- ruBayes is a script that allows you to perform multi class classification on most datasets (usually, smaller work better). The ones I have used here come from the UCL Machine Learning Repository
- ruBayes uses the
rubygem. - install it using
gem install descriptive_statistics
in terminal.
Run ruBayes.rb in terminal using
ruby ruBayes.rb
You will now have to enter the names of the classes for classification. For example, in test2.csv and train2.csv the classification is made between Iris-setosa, Iris-versicolor and Iris-virginica. So you will enter
Iris-setosa Iris-versicolor Iris-virginica
at the prompt -
The code will output an accuracy based on the number of classifications it got correct. For the tested data for both sets, ruBayes got above 92% accuracy.
The datasets for training and testing are placed in the train and test folders respectively
The data needs to be formatted in a particular way.
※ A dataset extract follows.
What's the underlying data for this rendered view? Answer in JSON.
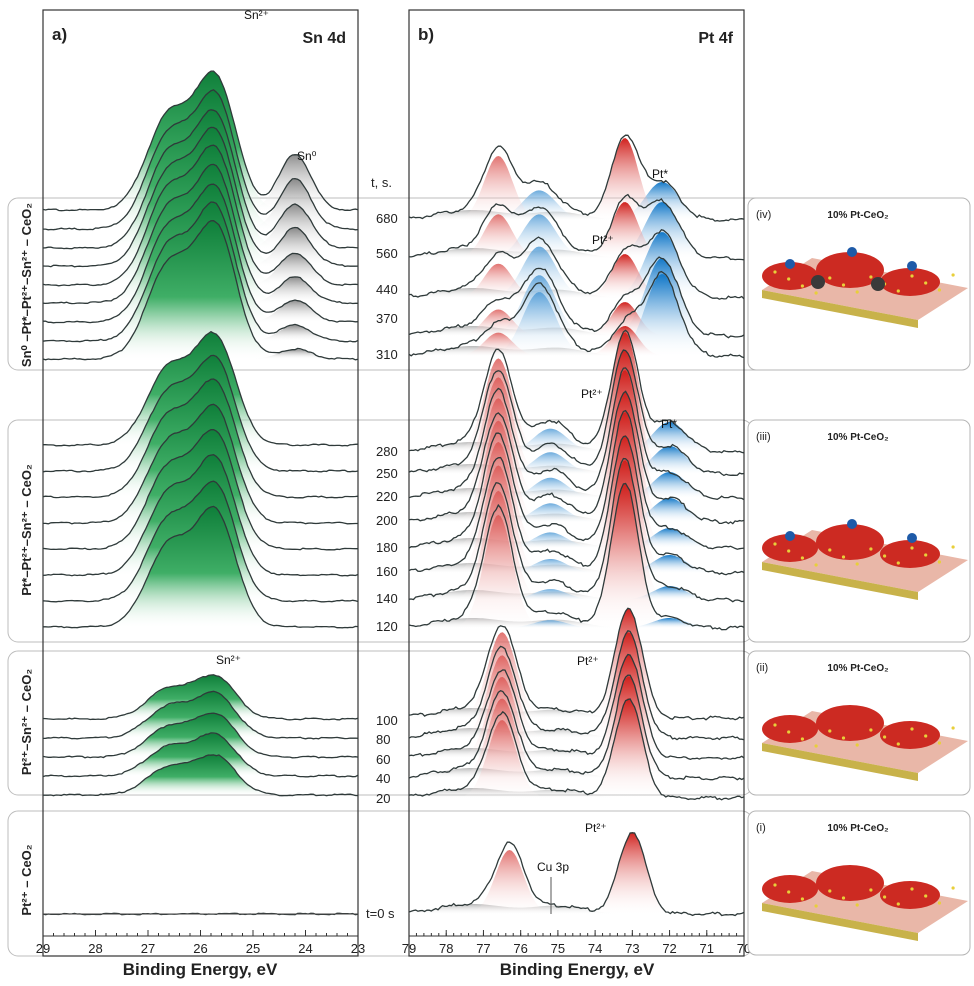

Although, most UCI ML datasets are formatted this way by default so just downloading a dataset from there and going ahead with the script shouldn't be a problem.
To add your own test and train csv files just replace them in their respective folders. Make sure if you change the name from test.csv/train.csv or test2.csv/train2.csv you also make the requisite changes to the preprocess.rb file. It basically processes the files and the data in them and feeds it to ruBayes.
- The datasets used are Haberman's survival (dataset1) and Iris (dataset2).